The Floral World Reconsidered
In the featured gallery:
The Floral World Reconsidered
- A Group Exhibition
Opening reception: Saturday, June 4, 4 -7pm
On exhibit: June 4 - 25, 2016
GUEST SPEAKER: Doug McGinnis
How Flowers Taught Bees to Be Vegetarians
Saturday, June 18, 11am
New Smyrna Beach, FL — Arts on Douglas announces the opening of a themed group exhibition entitled The Floral World Reconsidered guest curated by Dr. Jim Murphy. The exhibition features 19 selected artists. Each work included in this show is a contemporary interpretation of the role that flowers play in the changing global landscape. The participating artists include Bobbi Baugh, Robert Beck, Donne Bitner, Alexander Diaz, Mollie Doctrow, Lee Dunkel, René Guerin, Ed Harris, Michael Katz, Riitta Klint, BJ Lantz, Tim Ludwig, Audrey Phillips, Mary Schimpff Webb, Jo Sinclair, Wendy Tatter, Trish Thompson, Anna Tomczak and Barbara Wagner. The exhibition will be on view from June 4 thru June 25, 2016 with an opening reception on Saturday, June 4 from 4-7pm. We will also host a guest speaker, Doug McGinnis, beekeeper and ACA Trustee. He will present How Flowers Taught Bees to Be Vegetarians on Saturday, June 18 at 11am. All exhibitions, receptions and events are free and open to the public.
Since ancient times, the floral world has provided a garden of delights for artists and naturalists, from simple herbals and botanical illustrations to its high point in seventeenth-century Dutch vanitas paintings – floral bouquets disguising symbolic or moral lessons. From the dawn of modernism, artists have chosen flowers to express a range of possibilities in scale, form and feeling, from Georgia O’Keeffe to Ellsworth Kelly to Jennifer Bartlett to Robert Mapplethorpe.

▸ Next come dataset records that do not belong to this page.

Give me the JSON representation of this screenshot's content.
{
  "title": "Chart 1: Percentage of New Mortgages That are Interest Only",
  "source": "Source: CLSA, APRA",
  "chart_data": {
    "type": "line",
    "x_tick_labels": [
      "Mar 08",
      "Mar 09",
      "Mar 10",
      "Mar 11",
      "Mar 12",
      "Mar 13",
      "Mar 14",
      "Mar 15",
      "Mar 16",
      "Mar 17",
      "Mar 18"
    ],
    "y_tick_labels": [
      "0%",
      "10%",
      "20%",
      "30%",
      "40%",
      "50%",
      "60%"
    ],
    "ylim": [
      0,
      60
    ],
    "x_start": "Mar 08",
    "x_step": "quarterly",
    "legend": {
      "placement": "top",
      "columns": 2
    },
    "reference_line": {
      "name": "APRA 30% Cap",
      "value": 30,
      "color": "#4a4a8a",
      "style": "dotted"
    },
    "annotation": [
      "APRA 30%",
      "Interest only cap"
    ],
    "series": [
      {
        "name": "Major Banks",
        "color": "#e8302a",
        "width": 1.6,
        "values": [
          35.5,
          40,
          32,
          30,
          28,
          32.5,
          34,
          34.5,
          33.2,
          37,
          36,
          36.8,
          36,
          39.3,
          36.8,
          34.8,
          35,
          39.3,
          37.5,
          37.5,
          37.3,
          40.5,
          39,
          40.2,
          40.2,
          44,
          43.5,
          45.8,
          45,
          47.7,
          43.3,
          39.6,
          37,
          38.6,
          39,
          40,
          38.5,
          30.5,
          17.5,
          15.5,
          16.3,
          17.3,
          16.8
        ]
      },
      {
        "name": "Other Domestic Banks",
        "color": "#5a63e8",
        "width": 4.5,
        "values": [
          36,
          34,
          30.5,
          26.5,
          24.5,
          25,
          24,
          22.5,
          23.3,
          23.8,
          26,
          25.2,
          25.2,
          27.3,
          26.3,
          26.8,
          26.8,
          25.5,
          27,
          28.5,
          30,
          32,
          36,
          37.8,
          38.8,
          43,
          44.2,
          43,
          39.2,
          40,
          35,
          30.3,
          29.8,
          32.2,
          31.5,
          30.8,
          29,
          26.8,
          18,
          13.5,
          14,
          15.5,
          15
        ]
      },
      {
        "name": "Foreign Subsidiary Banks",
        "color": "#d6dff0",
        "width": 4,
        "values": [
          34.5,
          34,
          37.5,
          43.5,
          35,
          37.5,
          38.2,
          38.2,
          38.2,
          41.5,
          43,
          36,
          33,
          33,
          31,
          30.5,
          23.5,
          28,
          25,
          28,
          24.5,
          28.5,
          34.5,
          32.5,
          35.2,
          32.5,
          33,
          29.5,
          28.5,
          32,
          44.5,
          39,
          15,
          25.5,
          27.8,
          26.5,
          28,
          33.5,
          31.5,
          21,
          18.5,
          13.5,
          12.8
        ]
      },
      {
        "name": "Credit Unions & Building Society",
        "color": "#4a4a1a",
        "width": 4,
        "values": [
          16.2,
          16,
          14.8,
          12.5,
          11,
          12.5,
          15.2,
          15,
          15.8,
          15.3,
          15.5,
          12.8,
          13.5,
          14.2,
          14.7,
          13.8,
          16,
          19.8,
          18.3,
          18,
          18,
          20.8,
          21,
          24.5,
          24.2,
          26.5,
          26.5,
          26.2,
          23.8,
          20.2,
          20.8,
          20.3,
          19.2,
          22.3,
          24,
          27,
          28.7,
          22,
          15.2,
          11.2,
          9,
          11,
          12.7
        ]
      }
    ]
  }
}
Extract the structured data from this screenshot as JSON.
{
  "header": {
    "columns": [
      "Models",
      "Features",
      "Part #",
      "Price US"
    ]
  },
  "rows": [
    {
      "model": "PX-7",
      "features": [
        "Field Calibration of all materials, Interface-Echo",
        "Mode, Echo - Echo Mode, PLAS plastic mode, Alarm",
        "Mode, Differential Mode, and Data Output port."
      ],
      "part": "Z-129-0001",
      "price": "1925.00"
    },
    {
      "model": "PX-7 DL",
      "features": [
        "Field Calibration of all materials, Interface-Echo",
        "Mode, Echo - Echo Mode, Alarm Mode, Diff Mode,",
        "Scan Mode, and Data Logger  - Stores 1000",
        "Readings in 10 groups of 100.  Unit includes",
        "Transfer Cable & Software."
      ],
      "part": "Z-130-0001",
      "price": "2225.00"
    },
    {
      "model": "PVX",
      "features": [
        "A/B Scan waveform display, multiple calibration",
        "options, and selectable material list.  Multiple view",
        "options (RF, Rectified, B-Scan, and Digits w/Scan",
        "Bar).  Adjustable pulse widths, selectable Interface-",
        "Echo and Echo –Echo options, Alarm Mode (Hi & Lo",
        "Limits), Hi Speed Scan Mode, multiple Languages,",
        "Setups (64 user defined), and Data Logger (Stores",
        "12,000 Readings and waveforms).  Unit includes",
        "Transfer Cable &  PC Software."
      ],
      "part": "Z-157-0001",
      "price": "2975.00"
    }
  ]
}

“Today, artists continue to challenge boundaries across media and styles inventing new ways of revitalizing this time-honored art form. We are more than ever conscious of humanity’s impact on the natural world and on the key role played by flowers in the interdependent cycle of existence. The exhibition reconsiders this new world view through a survey of individual responses created by artists who are represented by Arts on Douglas,” states guest curator Dr. Jim Murphy.
Dr. Murphy was the first program director of Atlantic Center for the Arts and served as executive director of the Society for Photographic Education. He has been an independent curator to arts organizations and is the author of reviews, articles and catalogue essays. He has held full-time faculty positions at the University of Alabama, Stetson University, and Florida State University, where he served as chairman of the Department of Art. He holds M.A. and Ph.D. degrees in Art History from Florida State University.
In conjunction with the exhibition, beekeeper and ACA Trustee Doug McGinnis will present a talk entitled How Flowers Taught Bees to Be Vegetarians on Saturday, June 18 at 11am. “We all love flowers—their colors and shapes, and particularly when they have a fragrance. Yet 200 million years ago, flowers refined their allure not for humans, but to attract pollinators to help them reproduce. These “strategies” have paid off for all life on Earth,” states Doug McGinnis.
McGinnis' previous family business, Tropical Blossom Honey Co., had been collecting honey from beekeepers in Florida since the 1940's. McGinnis established an apiary on ACA grounds and regularly brings visiting artists out to the hives to observe the bees feasting on the wide variety of native flowers. McGinnis has also served on the National Honey Board and the National Honey Packers and Dealers.